Yep, what Ol' Man said. Heat and high voltage are the two main causes of CPU failure. If cooled properly and never overvolted, then "sane" overclocking will not cause damage.
 
with a promie 1.74 probably won't hurt it but it could. If I had to guess i'd say that chip will die of condensation before it dies of over volting.
 
Well then please explain did my 2.4C 3.3GHz (275 FSB) with 1.55V for 3 months, then became instable in Prime95 (rounding error), and now only doing 3.2 (267 FSB)? Tried everything, including changing mobo and RAM, adjusting BIOS settings. And it was summer when it did 3.3, then in winter it could only do 3.2, lol :)

And I've heard some similar reports. Not much, but enough...

It is only the CPU that's holding me back now. I can even do 285/228 2-5-3-3 with my new mobo and RAM, but I always have rounding errors above FSB of 267 and it can't be fixed, only prolonged by a few minutes when increasing Vcore dramatically (1.65V+).
 
Heres my take on it!

While generally it is true that a brand new chip sporting a reasonable tempurature and reasonable voltage level will over time become more OCable as it becomes burned in, eventually it will probably get worse someday if it doesn't just suddenly poof, there are always exceptions to this and its possible some of the weak transistors in that chip have become even weaker. This is probably unlikely as the majority of results are the former as opposed to the latter when well planned overclocking is involved.

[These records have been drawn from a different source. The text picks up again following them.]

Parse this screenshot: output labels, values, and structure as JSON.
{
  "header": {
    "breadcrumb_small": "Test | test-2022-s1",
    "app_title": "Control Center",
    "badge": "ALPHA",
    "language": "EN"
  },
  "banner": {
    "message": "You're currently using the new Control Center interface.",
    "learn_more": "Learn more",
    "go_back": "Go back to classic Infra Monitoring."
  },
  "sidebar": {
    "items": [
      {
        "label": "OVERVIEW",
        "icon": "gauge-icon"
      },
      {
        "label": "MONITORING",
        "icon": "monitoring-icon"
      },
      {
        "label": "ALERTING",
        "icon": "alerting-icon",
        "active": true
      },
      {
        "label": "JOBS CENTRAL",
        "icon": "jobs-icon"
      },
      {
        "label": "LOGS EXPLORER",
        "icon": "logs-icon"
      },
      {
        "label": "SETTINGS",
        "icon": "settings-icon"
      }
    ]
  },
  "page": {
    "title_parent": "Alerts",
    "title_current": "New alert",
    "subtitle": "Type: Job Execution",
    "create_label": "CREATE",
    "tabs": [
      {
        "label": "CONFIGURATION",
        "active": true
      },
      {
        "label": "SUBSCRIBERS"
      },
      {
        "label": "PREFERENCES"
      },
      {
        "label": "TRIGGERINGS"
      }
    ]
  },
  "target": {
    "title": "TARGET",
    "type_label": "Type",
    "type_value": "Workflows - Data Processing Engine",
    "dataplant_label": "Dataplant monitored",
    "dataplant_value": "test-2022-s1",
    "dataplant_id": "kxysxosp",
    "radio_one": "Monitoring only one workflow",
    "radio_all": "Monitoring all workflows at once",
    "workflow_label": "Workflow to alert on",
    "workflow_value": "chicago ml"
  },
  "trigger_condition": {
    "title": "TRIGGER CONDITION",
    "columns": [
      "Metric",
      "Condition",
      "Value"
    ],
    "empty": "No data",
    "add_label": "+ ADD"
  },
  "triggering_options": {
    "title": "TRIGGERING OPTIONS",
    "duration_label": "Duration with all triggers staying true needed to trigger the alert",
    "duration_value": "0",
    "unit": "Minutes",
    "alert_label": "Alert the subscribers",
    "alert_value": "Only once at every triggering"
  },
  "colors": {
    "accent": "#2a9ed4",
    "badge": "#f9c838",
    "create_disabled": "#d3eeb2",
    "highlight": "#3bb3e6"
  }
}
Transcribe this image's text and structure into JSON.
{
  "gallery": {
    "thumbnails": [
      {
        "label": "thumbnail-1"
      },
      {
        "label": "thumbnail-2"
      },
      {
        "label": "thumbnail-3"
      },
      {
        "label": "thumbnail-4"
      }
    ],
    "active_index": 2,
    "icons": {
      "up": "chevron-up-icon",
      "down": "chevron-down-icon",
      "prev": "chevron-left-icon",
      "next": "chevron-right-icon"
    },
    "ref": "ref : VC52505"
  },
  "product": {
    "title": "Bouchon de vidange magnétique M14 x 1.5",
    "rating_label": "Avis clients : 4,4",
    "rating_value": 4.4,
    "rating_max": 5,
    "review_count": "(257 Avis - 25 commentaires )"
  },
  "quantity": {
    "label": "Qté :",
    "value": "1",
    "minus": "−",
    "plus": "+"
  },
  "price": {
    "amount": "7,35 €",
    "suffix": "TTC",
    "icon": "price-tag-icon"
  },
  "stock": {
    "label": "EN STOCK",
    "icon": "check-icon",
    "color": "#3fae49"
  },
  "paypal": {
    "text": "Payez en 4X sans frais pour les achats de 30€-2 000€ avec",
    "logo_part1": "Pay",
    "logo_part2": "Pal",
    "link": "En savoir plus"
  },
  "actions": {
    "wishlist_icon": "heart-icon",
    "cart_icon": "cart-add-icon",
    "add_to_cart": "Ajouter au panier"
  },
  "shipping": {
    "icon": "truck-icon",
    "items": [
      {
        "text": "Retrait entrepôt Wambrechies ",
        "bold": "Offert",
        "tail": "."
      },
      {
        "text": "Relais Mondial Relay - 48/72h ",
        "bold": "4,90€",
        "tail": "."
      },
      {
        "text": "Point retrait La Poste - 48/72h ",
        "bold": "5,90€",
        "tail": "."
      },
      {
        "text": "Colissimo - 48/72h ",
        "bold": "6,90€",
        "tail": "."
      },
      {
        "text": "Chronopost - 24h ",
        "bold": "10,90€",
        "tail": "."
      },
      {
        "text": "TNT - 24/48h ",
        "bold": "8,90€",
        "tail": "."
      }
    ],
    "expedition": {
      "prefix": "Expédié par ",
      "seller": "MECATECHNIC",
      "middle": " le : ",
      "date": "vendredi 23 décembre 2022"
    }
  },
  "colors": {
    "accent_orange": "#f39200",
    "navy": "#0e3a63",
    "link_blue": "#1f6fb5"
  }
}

Maybe its possible that the cpu is getting too hot, this could cause the latter. On the other hand, its possible it isn't even your CPU... maybe your chipset is getting too hot, there are many different possibilities really. If there are rounding errors in the current conditions, then its best to stay away from using it in a way that results in rounding errors. You changed the board and everything so yes it looks like the cpu, I would still want to be redundant and attempt to test out the new board too, maybe you can run a program that works the chipset and fsb and ram hard while going easy on the cpu. what is your agp/pci frequency at? Locked? Do you notice a different in temps between when it could do 3.3 and when it failed the test at 3.3?

Well at any rate I hope you find out.